The 365 Commitment

Blog 162 – Running Lessons

Today is sprint day.  I do sprints once a week, and add one per month, this month I am currently at 8 and will go to 9 in July.  The low hill near my house is perfect.  I warm up with a walk/run of about a mile, stopping to do air squats at each street lamp.  This warms me up enough to engage in hill sprints without injury. Knock on wood.

I learned some things about running technique when I competed in a couple Olympic triathlons about 10 years ago. The run portion of 10k was my least favorite.  Running sucks.  But, I knew that good technique could help get through it, and that I could become much more efficient if I learned a few things.    I read about “the pose” running method, landing on the balls of my feet not my heels, letting my leg lengthen out behind me a bit and allowing my footfalls to land under me instead of out in front of me.  I noticed that using my core muscles via hip rotation seemed to incorporate more muscle, utilize my whole body and not just legs.

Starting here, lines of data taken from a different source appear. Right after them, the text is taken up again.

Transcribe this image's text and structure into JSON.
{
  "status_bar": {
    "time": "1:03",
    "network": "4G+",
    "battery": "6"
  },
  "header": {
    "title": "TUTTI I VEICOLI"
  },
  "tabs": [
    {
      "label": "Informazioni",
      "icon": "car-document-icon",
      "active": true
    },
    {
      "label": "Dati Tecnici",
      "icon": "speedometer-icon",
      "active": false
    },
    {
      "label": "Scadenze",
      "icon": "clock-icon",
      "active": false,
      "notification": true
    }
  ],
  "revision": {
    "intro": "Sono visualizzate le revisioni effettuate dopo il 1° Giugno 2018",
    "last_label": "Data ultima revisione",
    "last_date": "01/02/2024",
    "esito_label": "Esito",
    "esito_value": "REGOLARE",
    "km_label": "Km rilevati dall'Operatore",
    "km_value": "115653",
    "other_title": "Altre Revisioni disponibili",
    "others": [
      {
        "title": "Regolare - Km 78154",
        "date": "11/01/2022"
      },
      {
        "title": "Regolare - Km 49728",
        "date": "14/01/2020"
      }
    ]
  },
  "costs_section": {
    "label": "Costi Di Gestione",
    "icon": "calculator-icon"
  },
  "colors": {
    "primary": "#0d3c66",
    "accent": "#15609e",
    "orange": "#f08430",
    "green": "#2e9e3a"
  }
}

I discovered that running faster efficiently required a falling forward feeling – with my feet catching up and driving; that running is a kind of controlled forward fall.  Wish I had known this consciously when I was a kid.  I remember the exhilaration of  running fast on the beach where the water and sand meet, I’m sure I ran this way instinctively, naturally when I was 7,8 9 year old.  However, it’s kind of funny to remember this;  I got  to school one day in 7th grade and we were having timed 50 yard dash races that day.  I was fired up and wanted to beat  the competition.  I remembered how fast I felt running all out on the beach and thought I could really show em’.

At the beginning of the race I just poured on the effort reaching out in front of me with my feet and pulling myself forward with all my might t get my speed up.  My legs were clawing the blacktop before me and my body was not out front. Well, it wasn’t more than 5 or 6 clawing strides forward and my quadriceps muscle in my right leg suffered and awful “pull,” it felt like a tear really, I was in extreme pain and that injury stayed with me for many months.  Years actually.  I never really sprinted again until high-school  football my junior year.  I was healed but never forgot the agony of my former injury.  My 40 time (common football speed metric) was not impressive.  So, I paid a price for my ignorance, ego, and bad technique that day in seventh grade.

Now I fall forward consciously when I run, and have also incorporated the “jumping over logs” and pulling my rear leg foreword “like a bowstring releasing” as mental images.  These mental techniques seem to help my sprints, I feel faster and smoother when I do this.

So, I don’t know much about running.  I know it’s good for me, I know I don’t like it much, and I know the few techniques I have learned (like those mentioned above) have made me better and more efficient than I was.    The main thing is to just do it, but do it without injury.  Being able to physically run toward something or away from something seem like abilities I want to have for as long as possible, and practicing often is the only way.